By Erik Assadourian
I was shocked and outraged to read that Governor Lamont would want to raise the gas tax by 5 cents by 2023 (2/18). Not because that’s too much, but because it is far too low.
As the frightful weather across the US reminds us, climate change, aka global weirding, is here. Bayous in Louisiana are iced over, millions are snowed in in Texas, even the Middle East has snow. Meanwhile the poles are melting more quickly every year, as new research finds.
And fossil fuels are the number one contributor. Thus, why would a tiny increase in gas taxes seem excessive? Frankly it is far too timid—especially considering the low price of gas right now (lower than 2005 and that’s not even adjusting for inflation). If anything Lamont should propose a much higher increase—both to pay for roads and transportation (including increasing and better subsidizing public transit and bike lanes to support both low-income residents and to encourage the shift away from the car) and of course to disincentivize driving and incentivize people buying more fuel efficient cars.

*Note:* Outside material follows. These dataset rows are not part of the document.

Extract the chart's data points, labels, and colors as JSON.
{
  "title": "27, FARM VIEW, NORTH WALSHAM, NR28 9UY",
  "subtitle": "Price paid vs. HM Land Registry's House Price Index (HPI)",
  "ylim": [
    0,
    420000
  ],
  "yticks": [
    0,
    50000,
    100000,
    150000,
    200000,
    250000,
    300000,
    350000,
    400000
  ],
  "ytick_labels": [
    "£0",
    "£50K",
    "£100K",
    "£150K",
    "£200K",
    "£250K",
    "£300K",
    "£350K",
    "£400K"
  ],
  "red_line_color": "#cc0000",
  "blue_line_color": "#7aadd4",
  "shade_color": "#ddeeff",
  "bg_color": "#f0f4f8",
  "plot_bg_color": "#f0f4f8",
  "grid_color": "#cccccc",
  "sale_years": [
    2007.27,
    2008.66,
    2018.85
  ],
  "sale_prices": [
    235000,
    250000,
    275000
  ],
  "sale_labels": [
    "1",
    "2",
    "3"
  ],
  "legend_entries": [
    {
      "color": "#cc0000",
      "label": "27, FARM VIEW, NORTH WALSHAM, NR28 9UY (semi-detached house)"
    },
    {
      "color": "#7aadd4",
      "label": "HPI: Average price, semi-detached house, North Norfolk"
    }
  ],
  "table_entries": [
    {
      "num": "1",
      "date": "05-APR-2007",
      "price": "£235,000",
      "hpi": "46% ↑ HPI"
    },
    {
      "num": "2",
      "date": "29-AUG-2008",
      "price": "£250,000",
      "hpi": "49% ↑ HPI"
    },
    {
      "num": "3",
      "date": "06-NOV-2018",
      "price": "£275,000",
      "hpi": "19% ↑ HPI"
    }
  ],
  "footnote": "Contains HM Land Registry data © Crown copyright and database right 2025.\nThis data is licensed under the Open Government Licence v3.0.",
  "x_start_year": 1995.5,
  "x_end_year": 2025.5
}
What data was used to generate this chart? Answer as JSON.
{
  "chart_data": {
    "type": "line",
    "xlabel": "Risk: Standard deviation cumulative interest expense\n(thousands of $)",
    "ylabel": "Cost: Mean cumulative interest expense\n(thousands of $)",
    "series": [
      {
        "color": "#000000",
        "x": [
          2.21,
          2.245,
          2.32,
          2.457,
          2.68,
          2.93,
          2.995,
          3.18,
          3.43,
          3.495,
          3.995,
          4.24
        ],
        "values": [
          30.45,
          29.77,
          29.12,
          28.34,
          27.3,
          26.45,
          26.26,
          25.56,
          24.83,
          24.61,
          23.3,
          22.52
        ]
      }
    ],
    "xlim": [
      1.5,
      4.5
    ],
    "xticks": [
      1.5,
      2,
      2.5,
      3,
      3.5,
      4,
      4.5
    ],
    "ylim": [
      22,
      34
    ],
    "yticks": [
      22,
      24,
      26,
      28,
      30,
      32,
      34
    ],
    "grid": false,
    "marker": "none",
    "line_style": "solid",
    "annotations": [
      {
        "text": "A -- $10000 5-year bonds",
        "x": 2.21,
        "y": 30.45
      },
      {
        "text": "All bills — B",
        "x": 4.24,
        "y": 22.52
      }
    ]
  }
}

Keep in mind that gas prices across Europe reach up to $7.62 per gallon—a key reason why Europeans own fewer and smaller cars, drive less, and have excellent bus and train systems. While we can’t get there overnight, why not fight for a $1 gas tax increase over the next 5 years and ensure a floor price of $3.50 (phased in) so that consumers no longer think of gas as a dirt-cheap commodity? Eventually by 2030, gas should cost at least $5 a gallon and keep increasing beyond there. Ignore the vitriol. It is essential to our survival that we make gas more expensive as quickly as politically possible. Fighting for 5 cents over 2 years cedes the battle before it’s even fought.